Now that the apocalypse has passed, the time has come to figure out where we’re headed. That’s certainly the sense one gets when juxtaposing last year’s The End-themed Unsound Festival in Krakow with CTM’s The Golden Age in Berlin. Oddly, where the contrasting programme titles imply doom and hopelessness, progress and innovation respectively, they both share a common thread in that they appear to be communicating in opposites. That’s why the overriding themes of CTM and its corresponding art and culture-centred counterpart, transmediale, concentrate on deep self-assessment, re-evaluation and a look to an exhilarating and sometimes frightening future –all with the benefit of hindsight.

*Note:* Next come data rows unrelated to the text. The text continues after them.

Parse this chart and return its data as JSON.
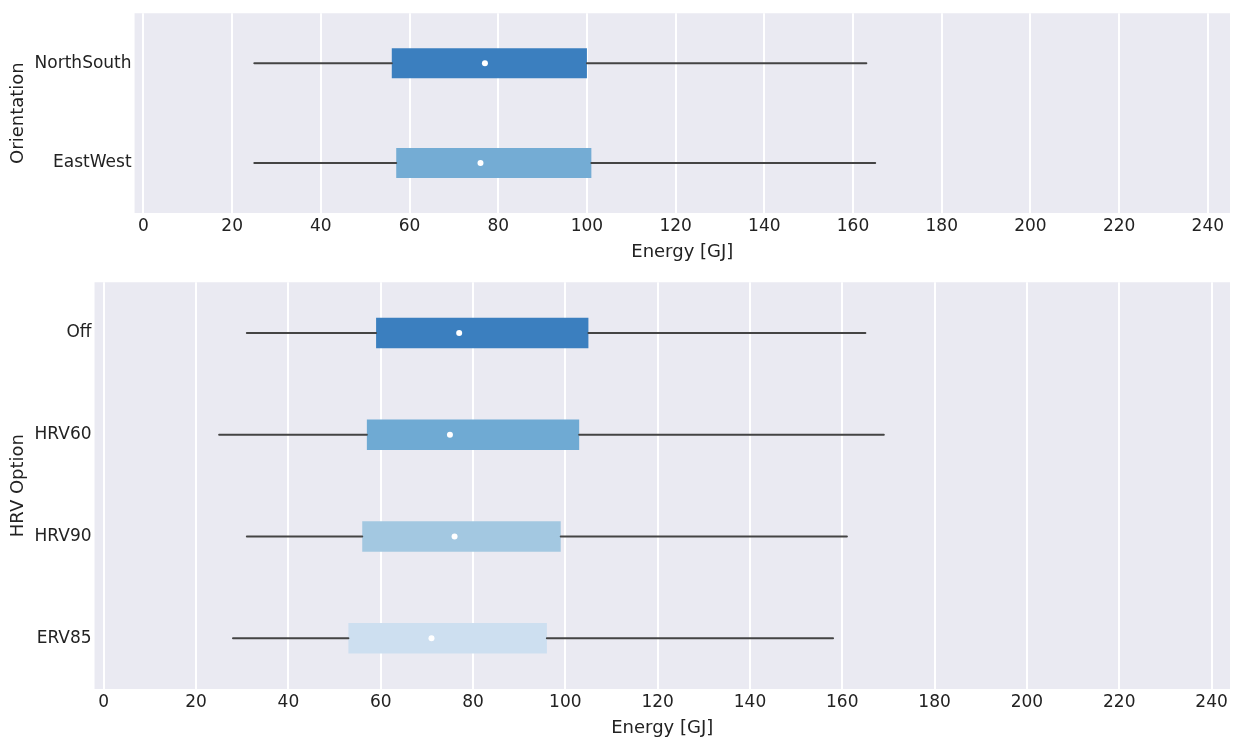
{
  "chart_data": [
    {
      "type": "box",
      "orientation": "horizontal",
      "ylabel": "Orientation",
      "xlabel": "Energy [GJ]",
      "categories": [
        "NorthSouth",
        "EastWest"
      ],
      "colors": [
        "#3b7fbf",
        "#74acd4"
      ],
      "boxes": [
        {
          "low": 25,
          "q1": 56,
          "median": 77,
          "q3": 100,
          "high": 163
        },
        {
          "low": 25,
          "q1": 57,
          "median": 76,
          "q3": 101,
          "high": 165
        }
      ],
      "xlim": [
        -2,
        245
      ],
      "xticks": [
        0,
        20,
        40,
        60,
        80,
        100,
        120,
        140,
        160,
        180,
        200,
        220,
        240
      ],
      "grid": "x"
    },
    {
      "type": "box",
      "orientation": "horizontal",
      "ylabel": "HRV Option",
      "xlabel": "Energy [GJ]",
      "categories": [
        "Off",
        "HRV60",
        "HRV90",
        "ERV85"
      ],
      "colors": [
        "#3b7fbf",
        "#6faad3",
        "#a3c8e1",
        "#cddff0"
      ],
      "boxes": [
        {
          "low": 31,
          "q1": 59,
          "median": 77,
          "q3": 105,
          "high": 165
        },
        {
          "low": 25,
          "q1": 57,
          "median": 75,
          "q3": 103,
          "high": 169
        },
        {
          "low": 31,
          "q1": 56,
          "median": 76,
          "q3": 99,
          "high": 161
        },
        {
          "low": 28,
          "q1": 53,
          "median": 71,
          "q3": 96,
          "high": 158
        }
      ],
      "xlim": [
        -2,
        244
      ],
      "xticks": [
        0,
        20,
        40,
        60,
        80,
        100,
        120,
        140,
        160,
        180,
        200,
        220,
        240
      ],
      "grid": "x"
    }
  ]
}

 The outcome is one of confusion and a feeling of helplessness; if not in the physical impossibility of attending all the discussions, workshops, exhibitions and performances taking place on either side of the river Spree, then in reflecting the same sense of information overload that every voracious human-cum-digital-data-processor experiences on a regular basis. Apart from the distinction between the music-related projects and everything else, there’s a practical, though significant division made between the two worlds of transmediale and CTM. Where the privileged position of the art of transmediale is centred at the Das Haus der Kulturen der Welt (The House of World Cultures) in Berlin’s political heart of Mitte, music is relegated to where it belongs; on the vibrant cultural fringe of cheap real estate and free artistic expression around the south-eastern regions of Neukölln and Kreuzberg.

Exhibition Imaging with Machine Processes. The Generative Art of Sonia Landy Sheridan. Image courtesy of transmediale.
Imaging with Machine Processes: The Generative Art of Sonia Landy Sheridan. Image courtesy of transmediale.

That blurred distinction between art and economics is a recurrent theme in discussion on either side of the dual festival circuit. Steve Warwick, of looping sensory experiment Heatsick, attests to eschewing his fine art background in favour of the freedom and spontaneity of live music performance. Sonia Landy Sheridan, the proto-psychedelic generative artist pioneering in machine processes also actively avoided the restrictions of a gallery career, while doctoral candidate Holly Herndon takes her scholarly experiments in embodied laptop performance and vocal processing to the famous Berghain instead of a sound lab. Even artist and academic Terre Thaemlitz, famous for releasing a 32+ hour long album Soulnessless on mp3, expresses a similar sentiment in conversation with Electronic Beats editor Max Dax. Hers though is a far more cynical reason for choosing music as an outlet for her investigations in identity politics, describing the medium as “a petri dish of all that I hate about society”.

Thaemlitz’ candid statement, “hopeless. Doomed. Everything is shit. No hope,” is a feeling seemingly shared by author and political and cultural theorist, Mark Fisher. He applies his anti-capitalist ideals to a call to reject ‘hope’ as mere distraction, in favour of mobilisation against the evils of neoliberalism, while loosely relating that to his belief that there is nothing truly new in music anymore. That’s an idea that is both reinforced and destroyed by Oxford PhD candidate in Musicology Adam Harper in his dissection of a new online music phenomenon, known as ‘vaporwave’, with the likes of James Ferraro, Fatima Al Qadiri and Gatekeeper at the helm. For Harper, these artists’ simultaneous rejoice and implicit critique of corporate culture echoes the “technofuck buzz” of Nick Land’s Machinic Desire and display some, but not all, of the characteristics of a contemporary philosophy of Accelerationism.

Equally exhilarating and disturbing as Harper’s Virtual Plaza is an examination of the so-called ‘ruling classes’ of the new world order. Artist Andrew Norman Wilson exposes the problematic caste system of the Google Empire in Workers Leaving the Googleplex, as well as the parallels with Aldous Huxley’s dystopian fiction, Brave New World. Digital activist Marcel Mars, on the other hand, takes a more practical approach to his privately held anarchist ideals, by revealing the digital infrastructure of those major informational monopolies such as Google, Facebook, Amazon and eBay (GFAeB). He encourages active engagement and public investment in free open source software, in striving toward an economic and political balance.

Incidentally, keeping off Google search results is a constant battle for poet and ubuweb founder Kenneth Goldsmith, who encourages crowdsourcing as a vehicle for positive change in response to criticism that his archive of avant garde educational resources lacks diversity. His desire to collect and classify comes with the surplus of information available through the internet, which is why his advice is that every one of us should take on the role of archivist as a result and above all, “don’t trust the cloud”. Goldsmith even notes that since the dawn of file-sharing sites like Napster, the way media is filed and displayed has changed the way we all interact with it, shifting the connections and articulations between genres, ideas and artists.

So, now that the end is passed and the future can begin, it’s recontextusalisation, redefinition and making sense that is the goal for all of us. Festivals like CTM and transmediale are trying to do just that.

 CTM runs in various venues in Berlin, Germany annually.